Im Klartext: Geht die Bank pleite, ist im Zweifelsfall auch dein Guthaben futsch, weil du als Kontoinhaberin Gläubigerin der Bank bist. Das ist in Deutschland und vielen anderen Ländern zwar durch die Einlagensicherung auf große Guthaben beschränkt, was an der grundsätzlichen Tatsache aber nichts ändert.
Warum ist dieser Unterschied so wichtig? Ich kann doch auch mit meinem Bankguthaben wunderbar einkaufen? Nun, in der Praxis gilt das was Wikipedia schreibt:
Ungeachtet dieser gesetzlichen, sich jedoch kaum auswirkenden Schranken wird der größte Teil der Zahlungsverpflichtungen in modernen Volkswirtschaften mit Buchgeld beglichen.
Damit das funktionieren kann, ist die Unterscheidung essenziell. Was geschieht, wenn eine Bank einen Kredit gewährt? Sie schreibt ihrer Schuldnerin einen Betrag von x € gut als Forderung gegen sich selbst, und auf der anderen Seite der Buchung schreibt sie eine Forderung gegen die Schuldnerin in Höhe des Kredits, also ebenfalls x €, hin.
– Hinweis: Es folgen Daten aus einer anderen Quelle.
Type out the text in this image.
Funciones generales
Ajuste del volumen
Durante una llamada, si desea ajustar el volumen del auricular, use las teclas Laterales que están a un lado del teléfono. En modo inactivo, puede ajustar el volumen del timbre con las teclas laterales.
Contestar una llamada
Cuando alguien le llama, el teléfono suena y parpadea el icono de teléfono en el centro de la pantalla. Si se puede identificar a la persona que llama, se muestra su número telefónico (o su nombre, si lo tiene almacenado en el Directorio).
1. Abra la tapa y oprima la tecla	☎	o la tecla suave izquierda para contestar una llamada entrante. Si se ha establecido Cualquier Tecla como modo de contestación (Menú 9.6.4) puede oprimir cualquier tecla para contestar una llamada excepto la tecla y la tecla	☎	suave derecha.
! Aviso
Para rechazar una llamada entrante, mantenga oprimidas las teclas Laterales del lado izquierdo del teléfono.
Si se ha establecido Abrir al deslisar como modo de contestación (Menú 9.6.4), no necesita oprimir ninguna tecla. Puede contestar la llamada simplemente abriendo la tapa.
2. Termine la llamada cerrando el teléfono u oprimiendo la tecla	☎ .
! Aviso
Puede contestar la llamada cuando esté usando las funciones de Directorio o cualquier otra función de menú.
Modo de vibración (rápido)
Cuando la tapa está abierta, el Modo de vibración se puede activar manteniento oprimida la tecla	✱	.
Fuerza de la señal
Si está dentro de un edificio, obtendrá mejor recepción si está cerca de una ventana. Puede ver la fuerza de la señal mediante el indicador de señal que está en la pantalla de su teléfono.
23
Wegen der doppelten Buchführung müssen diese Summen immer gleich sein (die Zinsen sind ein Extrathema, um das es hier nicht geht, um die Sache nicht noch zu verkomplizieren).
Das heisst also, die Bank schuldet dir die Summe x und im Gegenzug schuldest du ihr zu einem späteren Zeitpunkt ebenfalls die Summe x. Was die Bank dir schuldet, heisst Sichteinlage, weil sie es dir “auf Sicht” – das heisst wann immer du dich bei der Bank sehen lässt – aushändigen muss.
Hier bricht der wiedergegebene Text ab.